Открыли свои глаза остальные. На их лицах выступал пот.

35.

Может, я схожу с ума?

Совсем нет.

Я уже давно

Сошел.

(Отрывок)

Сначала открылось окно, и потом открылось небо. Оно было желтоватое, безоблачное, за исключением дыма, оторвавшегося из трубы маленькой станции. Я не знал, насколько оно продержится, и тревожное чувство не обмануло. Я шел вдоль вмерзших в соль лодок и лодок подальше, покачивающихся ленно на воде, когда на меня полетели градины размером с турецкий горох. Они били мягко, но с большой скоростью в глаза залетал гороховый вихрь, и я чуть не сорвался с края пристани на мутноватый лед. У холодных комков каким-то образом получалось проскочить под мою рубашку, где они таяли и стекали ниже. От этого диафрагма сокращалась, подергивался живот, легко подрагивала грудь.

Я снова поднял голову, щурясь до линий, потому что наверху было красиво, а я очень ценил красоту.
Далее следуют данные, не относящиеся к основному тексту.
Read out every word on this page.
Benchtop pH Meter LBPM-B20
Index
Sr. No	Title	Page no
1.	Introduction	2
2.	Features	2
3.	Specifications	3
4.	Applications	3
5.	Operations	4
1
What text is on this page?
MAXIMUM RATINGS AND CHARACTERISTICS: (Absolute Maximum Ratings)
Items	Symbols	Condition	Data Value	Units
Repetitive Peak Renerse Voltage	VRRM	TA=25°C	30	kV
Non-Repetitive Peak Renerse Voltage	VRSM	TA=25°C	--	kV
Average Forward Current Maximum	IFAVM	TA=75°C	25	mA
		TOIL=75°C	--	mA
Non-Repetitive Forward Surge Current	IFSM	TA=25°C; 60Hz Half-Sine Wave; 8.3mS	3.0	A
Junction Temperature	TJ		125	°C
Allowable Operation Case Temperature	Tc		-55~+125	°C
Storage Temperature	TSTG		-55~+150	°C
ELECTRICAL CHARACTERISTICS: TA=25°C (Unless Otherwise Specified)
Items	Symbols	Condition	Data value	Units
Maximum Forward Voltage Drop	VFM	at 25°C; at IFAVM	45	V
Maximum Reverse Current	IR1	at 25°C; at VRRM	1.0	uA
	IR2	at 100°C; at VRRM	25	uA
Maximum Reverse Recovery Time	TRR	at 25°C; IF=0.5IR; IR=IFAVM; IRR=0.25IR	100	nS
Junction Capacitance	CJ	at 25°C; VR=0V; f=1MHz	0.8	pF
То была странная красота, очень редкая. Вихрь и солнце вообще редко ладят друг с другом, но в тот день слились в голубо-белое буйство. Я теперь следил за ногами, но держал взгляд наверху. На улице все уже сбежали в свои старенькие каменные дома, но у рыбного магазина, к которому я приближался в прострации, сидел кто-то старый и нищий и просил милостыню. Она или он был сжат, как улитка, в раковину из скудной одежды, а вихрь красоты все усиливался. Мои длинные пальцы я держал в кармане, но и там они успели стать красными и мокрыми от холода. Как же, должно быть, ему холодно. Но старый кто-то почти не двигался, пока его кружило в красоте. Его рука оставалась вытянутой вперед. У меня болели пальцы. У него, наверное, болело все.

Я остановился, чтобы поискать в карманах деньги. Но у меня никогда не было денег, и я это знал. Все же, так хотелось помочь ему. Я все искал эти деньги своими красными пальцами. Искал и думал, а помогли бы они ему, найди я их. Мне кто-то говорил, что милостыня – это лишь способ заткнуть свою почерневшую совесть. Дать ей шанс заговорить по-другому. «Смотри, он не так плох! Он думает о людях! Он помогает им!»

Да, он думает о людях. Около 4 минут в день.

Деньги я не нашел, и не нашел ничего другого, что мог бы дать грустному человеческому шару. Мне было стыдно проходить мимо. Я прошептал молитву, чтобы моего кого-то спасли.

Добрый я стал или злой?

Может, и никакой.

Может, никто и не сажал ничего в мой рассудок.

Может, это всю жизнь было со мной. Дьявол сожительствовал с добрым началом, а последнее подавляло его изо всех сил. Изначально я был и тем, и другим, умея лишь выбирать нужную сторону, гася другую. Но не всегда получалось.

Ведь если вспомнить, я научился выносить мозг своим родителям еще до того, как научился считать. Я кричал на них, проклинал, ревел, оскорблял их и с видом маленького ангела бежал плакать в их ручках, прижимаясь к их груди, любя их и желая любви в ответ.


Несколько зим назад я занялся всерьез поисками того момента, когда я сломался. Я четко помнил себя до: спонтанного, здорового, счастливого. Я еще не знал, в какие игры памяти и забвения любит играть наш мозг. Я думал, что нужно лишь отыскать то событие, повернувшее мою жизнь не туда, и все станет ясно. Событие, которое проглядел и упустил. Но я ошибался.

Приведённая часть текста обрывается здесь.